Under California law, once a union becomes the exclusive bargaining representative in a school district, it represents all public school employees for purposes of bargaining with the district and all employees, as a condition of their employment, must join the union or pay a “fair share service fee,” which is equivalent to the union dues but includes fees not devoted to any negotiations. The union provides notice to employees of the breakdown of the chargeable and nonchargeable portions of the fee and employees may affirmatively and annually opt out of paying the nonchargeable fees.

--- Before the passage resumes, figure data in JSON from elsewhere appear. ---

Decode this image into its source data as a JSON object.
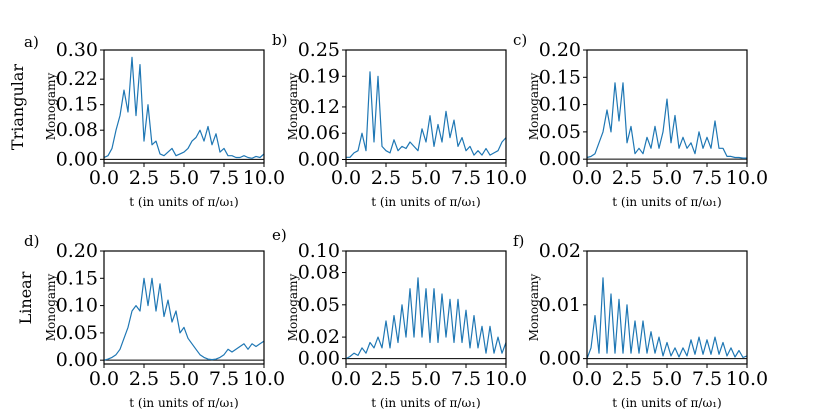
{
  "figure": {
    "row_labels": [
      "Triangular",
      "Linear"
    ],
    "line_color": "#1f77b4"
  },
  "chart_data": [
    {
      "type": "line",
      "panel_label": "a)",
      "xlabel": "t (in units of π/ω₁)",
      "ylabel": "Monogamy",
      "xlim": [
        0,
        10
      ],
      "ylim": [
        -0.01,
        0.3
      ],
      "xticks": [
        0.0,
        2.5,
        5.0,
        7.5,
        10.0
      ],
      "xtick_labels": [
        "0.0",
        "2.5",
        "5.0",
        "7.5",
        "10.0"
      ],
      "yticks": [
        0.0,
        0.08,
        0.15,
        0.22,
        0.3
      ],
      "ytick_labels": [
        "0.00",
        "0.08",
        "0.15",
        "0.22",
        "0.30"
      ],
      "x": [
        0,
        0.25,
        0.5,
        0.75,
        1,
        1.25,
        1.5,
        1.75,
        2,
        2.25,
        2.5,
        2.75,
        3,
        3.25,
        3.5,
        3.75,
        4,
        4.25,
        4.5,
        4.75,
        5,
        5.25,
        5.5,
        5.75,
        6,
        6.25,
        6.5,
        6.75,
        7,
        7.25,
        7.5,
        7.75,
        8,
        8.25,
        8.5,
        8.75,
        9,
        9.25,
        9.5,
        9.75,
        10
      ],
      "y": [
        0.005,
        0.01,
        0.03,
        0.08,
        0.12,
        0.19,
        0.13,
        0.28,
        0.12,
        0.26,
        0.05,
        0.15,
        0.04,
        0.05,
        0.015,
        0.01,
        0.02,
        0.03,
        0.01,
        0.015,
        0.02,
        0.03,
        0.05,
        0.06,
        0.08,
        0.05,
        0.09,
        0.04,
        0.07,
        0.02,
        0.03,
        0.01,
        0.01,
        0.005,
        0.005,
        0.01,
        0.005,
        0.003,
        0.008,
        0.005,
        0.015
      ]
    },
    {
      "type": "line",
      "panel_label": "b)",
      "xlabel": "t (in units of π/ω₁)",
      "ylabel": "Monogamy",
      "xlim": [
        0,
        10
      ],
      "ylim": [
        -0.008,
        0.25
      ],
      "xticks": [
        0.0,
        2.5,
        5.0,
        7.5,
        10.0
      ],
      "xtick_labels": [
        "0.0",
        "2.5",
        "5.0",
        "7.5",
        "10.0"
      ],
      "yticks": [
        0.0,
        0.06,
        0.12,
        0.19,
        0.25
      ],
      "ytick_labels": [
        "0.00",
        "0.06",
        "0.12",
        "0.19",
        "0.25"
      ],
      "x": [
        0,
        0.25,
        0.5,
        0.75,
        1,
        1.25,
        1.5,
        1.75,
        2,
        2.25,
        2.5,
        2.75,
        3,
        3.25,
        3.5,
        3.75,
        4,
        4.25,
        4.5,
        4.75,
        5,
        5.25,
        5.5,
        5.75,
        6,
        6.25,
        6.5,
        6.75,
        7,
        7.25,
        7.5,
        7.75,
        8,
        8.25,
        8.5,
        8.75,
        9,
        9.25,
        9.5,
        9.75,
        10
      ],
      "y": [
        0.005,
        0.005,
        0.015,
        0.02,
        0.06,
        0.02,
        0.2,
        0.04,
        0.19,
        0.03,
        0.02,
        0.015,
        0.045,
        0.02,
        0.03,
        0.025,
        0.04,
        0.03,
        0.02,
        0.07,
        0.04,
        0.1,
        0.03,
        0.08,
        0.04,
        0.11,
        0.05,
        0.09,
        0.03,
        0.05,
        0.02,
        0.03,
        0.01,
        0.02,
        0.01,
        0.025,
        0.01,
        0.015,
        0.02,
        0.04,
        0.05
      ]
    },
    {
      "type": "line",
      "panel_label": "c)",
      "xlabel": "t (in units of π/ω₁)",
      "ylabel": "Monogamy",
      "xlim": [
        0,
        10
      ],
      "ylim": [
        -0.007,
        0.2
      ],
      "xticks": [
        0.0,
        2.5,
        5.0,
        7.5,
        10.0
      ],
      "xtick_labels": [
        "0.0",
        "2.5",
        "5.0",
        "7.5",
        "10.0"
      ],
      "yticks": [
        0.0,
        0.05,
        0.1,
        0.15,
        0.2
      ],
      "ytick_labels": [
        "0.00",
        "0.05",
        "0.10",
        "0.15",
        "0.20"
      ],
      "x": [
        0,
        0.25,
        0.5,
        0.75,
        1,
        1.25,
        1.5,
        1.75,
        2,
        2.25,
        2.5,
        2.75,
        3,
        3.25,
        3.5,
        3.75,
        4,
        4.25,
        4.5,
        4.75,
        5,
        5.25,
        5.5,
        5.75,
        6,
        6.25,
        6.5,
        6.75,
        7,
        7.25,
        7.5,
        7.75,
        8,
        8.25,
        8.5,
        8.75,
        9,
        9.25,
        9.5,
        9.75,
        10
      ],
      "y": [
        0.003,
        0.005,
        0.01,
        0.03,
        0.05,
        0.09,
        0.05,
        0.14,
        0.07,
        0.14,
        0.03,
        0.06,
        0.01,
        0.02,
        0.01,
        0.04,
        0.02,
        0.06,
        0.02,
        0.05,
        0.11,
        0.03,
        0.08,
        0.02,
        0.04,
        0.02,
        0.03,
        0.01,
        0.05,
        0.02,
        0.04,
        0.02,
        0.07,
        0.02,
        0.02,
        0.005,
        0.005,
        0.003,
        0.003,
        0.002,
        0.002
      ]
    },
    {
      "type": "line",
      "panel_label": "d)",
      "xlabel": "t (in units of π/ω₁)",
      "ylabel": "Monogamy",
      "xlim": [
        0,
        10
      ],
      "ylim": [
        -0.007,
        0.2
      ],
      "xticks": [
        0.0,
        2.5,
        5.0,
        7.5,
        10.0
      ],
      "xtick_labels": [
        "0.0",
        "2.5",
        "5.0",
        "7.5",
        "10.0"
      ],
      "yticks": [
        0.0,
        0.05,
        0.1,
        0.15,
        0.2
      ],
      "ytick_labels": [
        "0.00",
        "0.05",
        "0.10",
        "0.15",
        "0.20"
      ],
      "x": [
        0,
        0.25,
        0.5,
        0.75,
        1,
        1.25,
        1.5,
        1.75,
        2,
        2.25,
        2.5,
        2.75,
        3,
        3.25,
        3.5,
        3.75,
        4,
        4.25,
        4.5,
        4.75,
        5,
        5.25,
        5.5,
        5.75,
        6,
        6.25,
        6.5,
        6.75,
        7,
        7.25,
        7.5,
        7.75,
        8,
        8.25,
        8.5,
        8.75,
        9,
        9.25,
        9.5,
        9.75,
        10
      ],
      "y": [
        0,
        0.002,
        0.005,
        0.01,
        0.02,
        0.04,
        0.06,
        0.09,
        0.1,
        0.09,
        0.15,
        0.1,
        0.15,
        0.09,
        0.14,
        0.08,
        0.11,
        0.07,
        0.09,
        0.05,
        0.06,
        0.04,
        0.03,
        0.02,
        0.01,
        0.005,
        0.002,
        0.001,
        0.002,
        0.005,
        0.01,
        0.02,
        0.015,
        0.02,
        0.025,
        0.03,
        0.02,
        0.03,
        0.025,
        0.03,
        0.035
      ]
    },
    {
      "type": "line",
      "panel_label": "e)",
      "xlabel": "t (in units of π/ω₁)",
      "ylabel": "Monogamy",
      "xlim": [
        0,
        10
      ],
      "ylim": [
        -0.005,
        0.1
      ],
      "xticks": [
        0.0,
        2.5,
        5.0,
        7.5,
        10.0
      ],
      "xtick_labels": [
        "0.0",
        "2.5",
        "5.0",
        "7.5",
        "10.0"
      ],
      "yticks": [
        0.0,
        0.02,
        0.05,
        0.08,
        0.1
      ],
      "ytick_labels": [
        "0.00",
        "0.02",
        "0.05",
        "0.08",
        "0.10"
      ],
      "x": [
        0,
        0.25,
        0.5,
        0.75,
        1,
        1.25,
        1.5,
        1.75,
        2,
        2.25,
        2.5,
        2.75,
        3,
        3.25,
        3.5,
        3.75,
        4,
        4.25,
        4.5,
        4.75,
        5,
        5.25,
        5.5,
        5.75,
        6,
        6.25,
        6.5,
        6.75,
        7,
        7.25,
        7.5,
        7.75,
        8,
        8.25,
        8.5,
        8.75,
        9,
        9.25,
        9.5,
        9.75,
        10
      ],
      "y": [
        0,
        0.002,
        0.005,
        0.003,
        0.01,
        0.005,
        0.015,
        0.01,
        0.02,
        0.01,
        0.035,
        0.01,
        0.04,
        0.015,
        0.05,
        0.02,
        0.065,
        0.02,
        0.075,
        0.02,
        0.065,
        0.015,
        0.065,
        0.015,
        0.06,
        0.02,
        0.055,
        0.015,
        0.055,
        0.015,
        0.045,
        0.01,
        0.04,
        0.01,
        0.03,
        0.005,
        0.03,
        0.005,
        0.02,
        0.005,
        0.015
      ]
    },
    {
      "type": "line",
      "panel_label": "f)",
      "xlabel": "t (in units of π/ω₁)",
      "ylabel": "Monogamy",
      "xlim": [
        0,
        10
      ],
      "ylim": [
        -0.001,
        0.02
      ],
      "xticks": [
        0.0,
        2.5,
        5.0,
        7.5,
        10.0
      ],
      "xtick_labels": [
        "0.0",
        "2.5",
        "5.0",
        "7.5",
        "10.0"
      ],
      "yticks": [
        0.0,
        0.01,
        0.02
      ],
      "ytick_labels": [
        "0.00",
        "0.01",
        "0.02"
      ],
      "x": [
        0,
        0.25,
        0.5,
        0.75,
        1,
        1.25,
        1.5,
        1.75,
        2,
        2.25,
        2.5,
        2.75,
        3,
        3.25,
        3.5,
        3.75,
        4,
        4.25,
        4.5,
        4.75,
        5,
        5.25,
        5.5,
        5.75,
        6,
        6.25,
        6.5,
        6.75,
        7,
        7.25,
        7.5,
        7.75,
        8,
        8.25,
        8.5,
        8.75,
        9,
        9.25,
        9.5,
        9.75,
        10
      ],
      "y": [
        0,
        0.002,
        0.008,
        0.001,
        0.015,
        0.001,
        0.012,
        0.001,
        0.011,
        0.001,
        0.01,
        0.001,
        0.007,
        0.001,
        0.007,
        0.001,
        0.005,
        0.001,
        0.004,
        0.0005,
        0.003,
        0.0005,
        0.002,
        0.0003,
        0.002,
        0.0005,
        0.0035,
        0.0008,
        0.004,
        0.0008,
        0.0035,
        0.0008,
        0.004,
        0.0008,
        0.003,
        0.0005,
        0.002,
        0.0003,
        0.0015,
        0.0002,
        0.0005
      ]
    }
  ]
}
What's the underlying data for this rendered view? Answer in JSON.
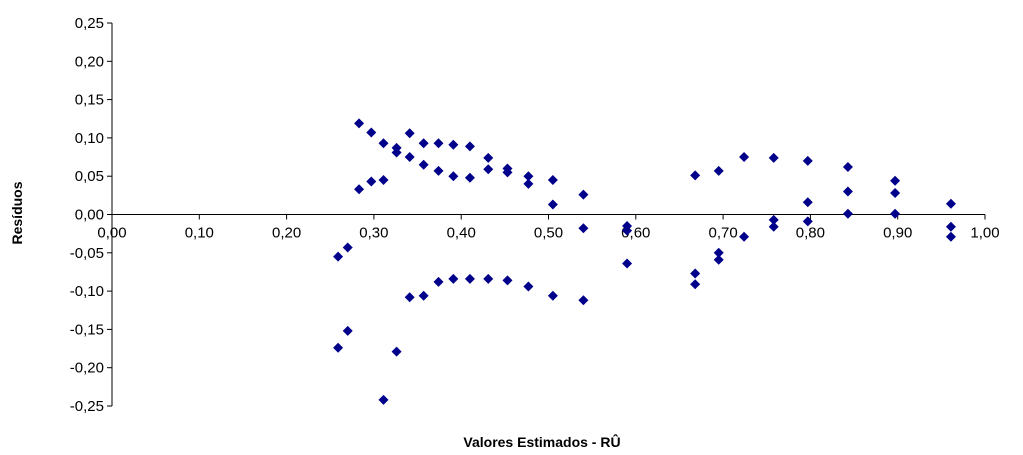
{
  "chart_data": {
    "type": "scatter",
    "title": "",
    "xlabel": "Valores Estimados - RÛ",
    "ylabel": "Resíduos",
    "xlim": [
      0,
      1
    ],
    "ylim": [
      -0.25,
      0.25
    ],
    "grid": false,
    "legend": "none",
    "x_ticks": [
      "0,00",
      "0,10",
      "0,20",
      "0,30",
      "0,40",
      "0,50",
      "0,60",
      "0,70",
      "0,80",
      "0,90",
      "1,00"
    ],
    "y_ticks": [
      "0,25",
      "0,20",
      "0,15",
      "0,10",
      "0,05",
      "0,00",
      "-0,05",
      "-0,10",
      "-0,15",
      "-0,20",
      "-0,25"
    ],
    "marker_color": "#00008B",
    "series": [
      {
        "points": [
          [
            0.259,
            -0.055
          ],
          [
            0.259,
            -0.174
          ],
          [
            0.27,
            -0.043
          ],
          [
            0.27,
            -0.152
          ],
          [
            0.283,
            0.119
          ],
          [
            0.283,
            0.033
          ],
          [
            0.297,
            0.107
          ],
          [
            0.297,
            0.043
          ],
          [
            0.311,
            0.093
          ],
          [
            0.311,
            0.045
          ],
          [
            0.311,
            -0.242
          ],
          [
            0.326,
            0.087
          ],
          [
            0.326,
            0.081
          ],
          [
            0.326,
            -0.179
          ],
          [
            0.341,
            0.106
          ],
          [
            0.341,
            0.075
          ],
          [
            0.341,
            -0.108
          ],
          [
            0.357,
            0.093
          ],
          [
            0.357,
            0.065
          ],
          [
            0.357,
            -0.106
          ],
          [
            0.374,
            0.093
          ],
          [
            0.374,
            0.057
          ],
          [
            0.374,
            -0.088
          ],
          [
            0.391,
            0.091
          ],
          [
            0.391,
            0.05
          ],
          [
            0.391,
            -0.084
          ],
          [
            0.41,
            0.089
          ],
          [
            0.41,
            0.048
          ],
          [
            0.41,
            -0.084
          ],
          [
            0.431,
            0.074
          ],
          [
            0.431,
            0.059
          ],
          [
            0.431,
            -0.084
          ],
          [
            0.453,
            0.06
          ],
          [
            0.453,
            0.055
          ],
          [
            0.453,
            -0.086
          ],
          [
            0.477,
            0.05
          ],
          [
            0.477,
            0.04
          ],
          [
            0.477,
            -0.094
          ],
          [
            0.505,
            0.045
          ],
          [
            0.505,
            0.013
          ],
          [
            0.505,
            -0.106
          ],
          [
            0.54,
            0.026
          ],
          [
            0.54,
            -0.018
          ],
          [
            0.54,
            -0.112
          ],
          [
            0.59,
            -0.015
          ],
          [
            0.59,
            -0.021
          ],
          [
            0.59,
            -0.064
          ],
          [
            0.668,
            0.051
          ],
          [
            0.668,
            -0.077
          ],
          [
            0.668,
            -0.091
          ],
          [
            0.695,
            0.057
          ],
          [
            0.695,
            -0.05
          ],
          [
            0.695,
            -0.059
          ],
          [
            0.724,
            0.075
          ],
          [
            0.724,
            -0.029
          ],
          [
            0.758,
            0.074
          ],
          [
            0.758,
            -0.007
          ],
          [
            0.758,
            -0.016
          ],
          [
            0.797,
            0.07
          ],
          [
            0.797,
            0.016
          ],
          [
            0.797,
            -0.009
          ],
          [
            0.843,
            0.062
          ],
          [
            0.843,
            0.03
          ],
          [
            0.843,
            0.001
          ],
          [
            0.897,
            0.044
          ],
          [
            0.897,
            0.028
          ],
          [
            0.897,
            0.001
          ],
          [
            0.961,
            0.014
          ],
          [
            0.961,
            -0.016
          ],
          [
            0.961,
            -0.029
          ]
        ]
      }
    ]
  }
}
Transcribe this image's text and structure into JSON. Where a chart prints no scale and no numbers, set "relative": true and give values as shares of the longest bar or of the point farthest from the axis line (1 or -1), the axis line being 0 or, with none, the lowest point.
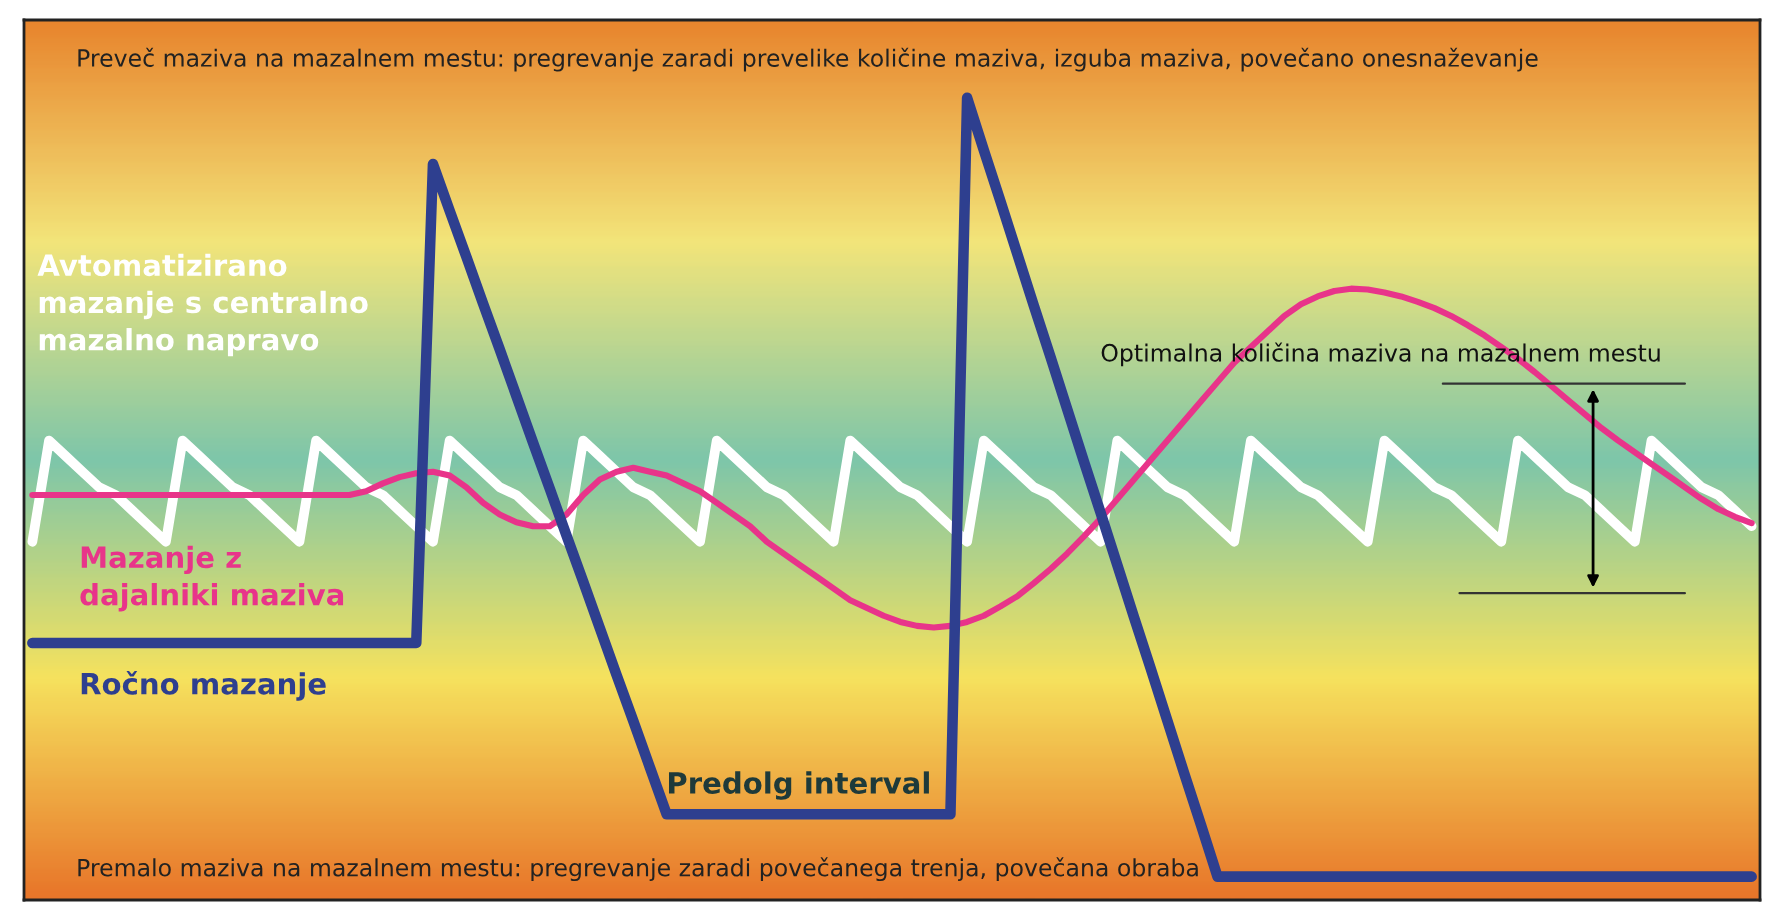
{
  "chart_data": {
    "type": "line",
    "relative": true,
    "legend": false,
    "tick_labels": false,
    "categories": [
      null,
      null,
      null,
      null,
      null,
      null,
      null,
      null,
      null,
      null,
      null,
      null,
      null,
      null,
      null,
      null,
      null,
      null,
      null,
      null,
      null,
      null,
      null,
      null,
      null,
      null,
      null,
      null,
      null,
      null,
      null,
      null,
      null,
      null,
      null,
      null,
      null,
      null,
      null,
      null,
      null,
      null,
      null,
      null,
      null,
      null,
      null,
      null,
      null,
      null,
      null,
      null,
      null,
      null,
      null,
      null,
      null,
      null,
      null,
      null,
      null,
      null,
      null,
      null,
      null,
      null,
      null,
      null,
      null,
      null,
      null,
      null,
      null,
      null,
      null,
      null,
      null,
      null,
      null,
      null,
      null,
      null,
      null,
      null,
      null,
      null,
      null,
      null,
      null,
      null,
      null,
      null,
      null,
      null,
      null,
      null,
      null,
      null,
      null,
      null,
      null,
      null,
      null,
      null
    ],
    "series": [
      {
        "name": "Avtomatizirano\nmazanje s centralno\nmazalno napravo",
        "color": "#ffffff",
        "values": [
          0.43,
          0.56,
          0.54,
          0.52,
          0.5,
          0.49,
          0.47,
          0.45,
          0.43,
          0.56,
          0.54,
          0.52,
          0.5,
          0.49,
          0.47,
          0.45,
          0.43,
          0.56,
          0.54,
          0.52,
          0.5,
          0.49,
          0.47,
          0.45,
          0.43,
          0.56,
          0.54,
          0.52,
          0.5,
          0.49,
          0.47,
          0.45,
          0.43,
          0.56,
          0.54,
          0.52,
          0.5,
          0.49,
          0.47,
          0.45,
          0.43,
          0.56,
          0.54,
          0.52,
          0.5,
          0.49,
          0.47,
          0.45,
          0.43,
          0.56,
          0.54,
          0.52,
          0.5,
          0.49,
          0.47,
          0.45,
          0.43,
          0.56,
          0.54,
          0.52,
          0.5,
          0.49,
          0.47,
          0.45,
          0.43,
          0.56,
          0.54,
          0.52,
          0.5,
          0.49,
          0.47,
          0.45,
          0.43,
          0.56,
          0.54,
          0.52,
          0.5,
          0.49,
          0.47,
          0.45,
          0.43,
          0.56,
          0.54,
          0.52,
          0.5,
          0.49,
          0.47,
          0.45,
          0.43,
          0.56,
          0.54,
          0.52,
          0.5,
          0.49,
          0.47,
          0.45,
          0.43,
          0.56,
          0.54,
          0.52,
          0.5,
          0.49,
          0.47,
          0.45
        ]
      },
      {
        "name": "Mazanje z\ndajalniki maziva",
        "color": "#e8348a",
        "values": [
          0.49,
          0.49,
          0.49,
          0.49,
          0.49,
          0.49,
          0.49,
          0.49,
          0.49,
          0.49,
          0.49,
          0.49,
          0.49,
          0.49,
          0.49,
          0.49,
          0.49,
          0.49,
          0.49,
          0.49,
          0.495,
          0.505,
          0.513,
          0.518,
          0.52,
          0.515,
          0.5,
          0.48,
          0.465,
          0.455,
          0.45,
          0.45,
          0.465,
          0.49,
          0.51,
          0.52,
          0.525,
          0.52,
          0.515,
          0.505,
          0.495,
          0.48,
          0.465,
          0.45,
          0.43,
          0.415,
          0.4,
          0.385,
          0.37,
          0.355,
          0.345,
          0.335,
          0.327,
          0.322,
          0.32,
          0.322,
          0.327,
          0.335,
          0.347,
          0.36,
          0.377,
          0.395,
          0.415,
          0.437,
          0.46,
          0.485,
          0.51,
          0.535,
          0.56,
          0.585,
          0.61,
          0.635,
          0.66,
          0.68,
          0.7,
          0.72,
          0.735,
          0.745,
          0.752,
          0.755,
          0.754,
          0.75,
          0.745,
          0.738,
          0.73,
          0.72,
          0.708,
          0.695,
          0.68,
          0.665,
          0.648,
          0.63,
          0.612,
          0.594,
          0.576,
          0.56,
          0.545,
          0.53,
          0.515,
          0.5,
          0.485,
          0.472,
          0.462,
          0.454
        ]
      },
      {
        "name": "Ročno mazanje",
        "color": "#2e3f8f",
        "values": [
          0.3,
          0.3,
          0.3,
          0.3,
          0.3,
          0.3,
          0.3,
          0.3,
          0.3,
          0.3,
          0.3,
          0.3,
          0.3,
          0.3,
          0.3,
          0.3,
          0.3,
          0.3,
          0.3,
          0.3,
          0.3,
          0.3,
          0.3,
          0.3,
          0.915,
          0.855,
          0.796,
          0.736,
          0.677,
          0.617,
          0.557,
          0.498,
          0.438,
          0.379,
          0.319,
          0.259,
          0.2,
          0.14,
          0.08,
          0.08,
          0.08,
          0.08,
          0.08,
          0.08,
          0.08,
          0.08,
          0.08,
          0.08,
          0.08,
          0.08,
          0.08,
          0.08,
          0.08,
          0.08,
          0.08,
          0.08,
          1.0,
          0.933,
          0.867,
          0.8,
          0.733,
          0.667,
          0.6,
          0.533,
          0.467,
          0.4,
          0.333,
          0.267,
          0.2,
          0.133,
          0.067,
          0,
          0,
          0,
          0,
          0,
          0,
          0,
          0,
          0,
          0,
          0,
          0,
          0,
          0,
          0,
          0,
          0,
          0,
          0,
          0,
          0,
          0,
          0,
          0,
          0,
          0,
          0,
          0,
          0,
          0,
          0,
          0,
          0
        ]
      }
    ],
    "annotations": [
      "Preveč maziva na mazalnem mestu: pregrevanje zaradi prevelike količine maziva, izguba maziva, povečano onesnaževanje",
      "Premalo maziva na mazalnem mestu: pregrevanje zaradi povečanega trenja, povečana obraba",
      "Predolg interval",
      "Optimalna količina maziva na mazalnem mestu"
    ]
  }
}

On April 30, 2013, public school teachers and Christian Educators Association International sued the most politically powerful union in the State, the California Teachers Association, its national and local affiliates, and representatives challenging the “agency shop” regimes in their districts and the opt-out requirements used by the union. The teachers quickly moved for judgment on the pleadings and noted the California federal district court was bound by Supreme Court and appeals court precedent. The district court agreed and ruled in favor of the union. On November 18, 2014, without oral argument, the U.S. Court of Appeals for the Ninth Circuit affirmed the district court. On January 26, 2015, the teachers filed a petition for writ of certiorari, which was granted on June 30, 2015.
In Abood v. Detroit Bd. of Education, 431 U.S. 209 (1977), teachers challenged agency shop provisions in Michigan law substantially similar to those challenged by the California teachers. The Court held that annual agency fees did not violate the teachers’ rights but unions could not use fees for activities not “germane” to their duties.
On September 11, 2015, MSLF filed a friend of the court brief in support of the teachers urging the Court to require unions to allow nonmember employees the opportunity to opt in to supporting efforts unrelated to collective bargaining. On January 11, 2016, the Court heard oral argument. On March 29, 2016, in a 4-4 decision, the Court affirmed the ruling of the Ninth Circuit. Plaintiffs filed a petition for rehearing, which has not yet been distributed for conference.